The artist behind an award-winning ceramic piece inspired by earthworm castings (waste) is exhibiting his work at the University of Hawaiʻi at Mānoa.

Koro Ihara, the grand prize winner of the Tokyo Midtown Award 2019, the annual art and design competition, presented his pieces in Koro Ihara: made in earth at the UH Mānoa Department of Art and Art History in February.

Tokyo Midtown winner
Ihara’s winning piece, “made in ground,” was created with earthworm castings covered in gold. (Photo credit: Tokyo Midtown)

The winning ceramic piece called “made in ground,” was inspired by earthworms, the holes they create and their castings. Ihara created a similar piece for the UH Mānoa exhibit, but instead of covering it with gold, he used silver.

“I’ve always been interested in the trace of what living animals leave behind,” Ihara said through interpreter Marisa Takauchi. “What I wanted to do was create something from nature.”

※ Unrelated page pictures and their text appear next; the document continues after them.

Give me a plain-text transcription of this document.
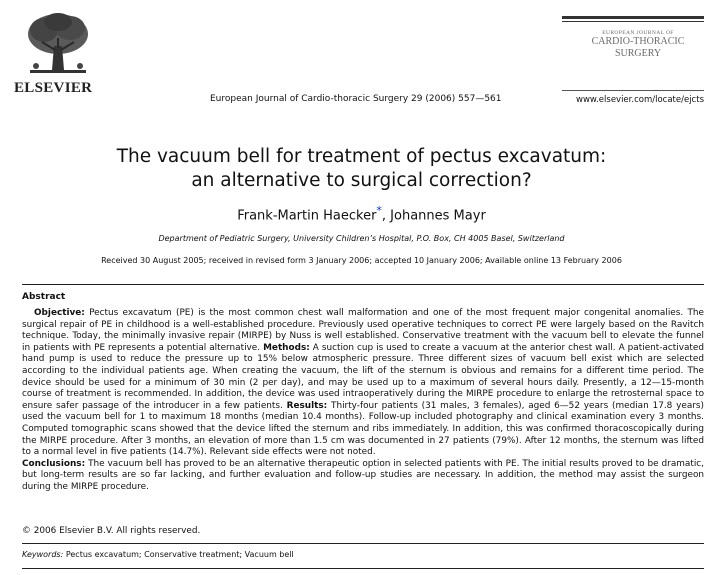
ELSEVIER
European Journal of Cardio-thoracic Surgery 29 (2006) 557—561
EUROPEAN JOURNAL OF
CARDIO-THORACIC
SURGERY
www.elsevier.com/locate/ejcts
The vacuum bell for treatment of pectus excavatum:
an alternative to surgical correction?
Frank-Martin Haecker*, Johannes Mayr
Department of Pediatric Surgery, University Children’s Hospital, P.O. Box, CH 4005 Basel, Switzerland
Received 30 August 2005; received in revised form 3 January 2006; accepted 10 January 2006; Available online 13 February 2006
Abstract

Objective: Pectus excavatum (PE) is the most common chest wall malformation and one of the most frequent major congenital anomalies. The surgical repair of PE in childhood is a well-established procedure. Previously used operative techniques to correct PE were largely based on the Ravitch technique. Today, the minimally invasive repair (MIRPE) by Nuss is well established. Conservative treatment with the vacuum bell to elevate the funnel in patients with PE represents a potential alternative. Methods: A suction cup is used to create a vacuum at the anterior chest wall. A patient-activated hand pump is used to reduce the pressure up to 15% below atmospheric pressure. Three different sizes of vacuum bell exist which are selected according to the individual patients age. When creating the vacuum, the lift of the sternum is obvious and remains for a different time period. The device should be used for a minimum of 30 min (2 per day), and may be used up to a maximum of several hours daily. Presently, a 12—15-month course of treatment is recommended. In addition, the device was used intraoperatively during the MIRPE procedure to enlarge the retrosternal space to ensure safer passage of the introducer in a few patients. Results: Thirty-four patients (31 males, 3 females), aged 6—52 years (median 17.8 years) used the vacuum bell for 1 to maximum 18 months (median 10.4 months). Follow-up included photography and clinical examination every 3 months. Computed tomographic scans showed that the device lifted the sternum and ribs immediately. In addition, this was confirmed thoracoscopically during the MIRPE procedure. After 3 months, an elevation of more than 1.5 cm was documented in 27 patients (79%). After 12 months, the sternum was lifted to a normal level in five patients (14.7%). Relevant side effects were not noted.
Conclusions: The vacuum bell has proved to be an alternative therapeutic option in selected patients with PE. The initial results proved to be dramatic, but long-term results are so far lacking, and further evaluation and follow-up studies are necessary. In addition, the method may assist the surgeon during the MIRPE procedure.

© 2006 Elsevier B.V. All rights reserved.
Keywords: Pectus excavatum; Conservative treatment; Vacuum bell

Ihara, born in Osaka, Japan, received his bachelor of fine arts from Tama Art University in 2011 and master of fine arts from Tokyo University of the Arts in 2013. In 2017, he completed a research fellowship in Italy and has had exhibitions displayed in Germany, Tokyo and Thailand. Wherever he goes, Ihara uses the earthworm castings in the region of the world that he is visiting.

Koro Ihara Earthworms art
Ihara’s smaller piece at the UH Mānoa exhibit is covered with silver.

“Having been exhibited worldwide is something that makes me happy for sure,” Ihara said. “Since I am creating art using the castings of the earthworms, what they produce differs from land to land, so it’s not that I am always showing the same thing, but actually it’s unique depending on where I show it.”

Ihara will deliver a free public presentation in the Art Building Room 101 on Wednesday, February 19, 6–7 p.m. and his artwork is in the Commons Gallery until February 20.

He has also been working on new art projects in the ceramics studio. Ihara explained the difference between showcasing his art in Japan and at UH Mānoa.

Koro Ihara Bird
Using a traditional Japanese technique, Ihara created a bird using pigeon droppings. Photo Credit: Jake Everett

“In Japan, if it’s an art university, it’s only art students that are there. Versus over here, there are a lot of people from other majors. Having a show here where people outside of the art major can come and see is something that I really enjoy,” he said.

Tokyo Midtown is a contemporary urban development that opened in 2007 in the center of Tokyo’s Roppongi district. This is the seventh year that UH Mānoa has hosted the grand prize winner of its annual art and design competition.

Koro Ihara
Koro Ihara displayed his work inspired by earthworm castings at UH Mānoa.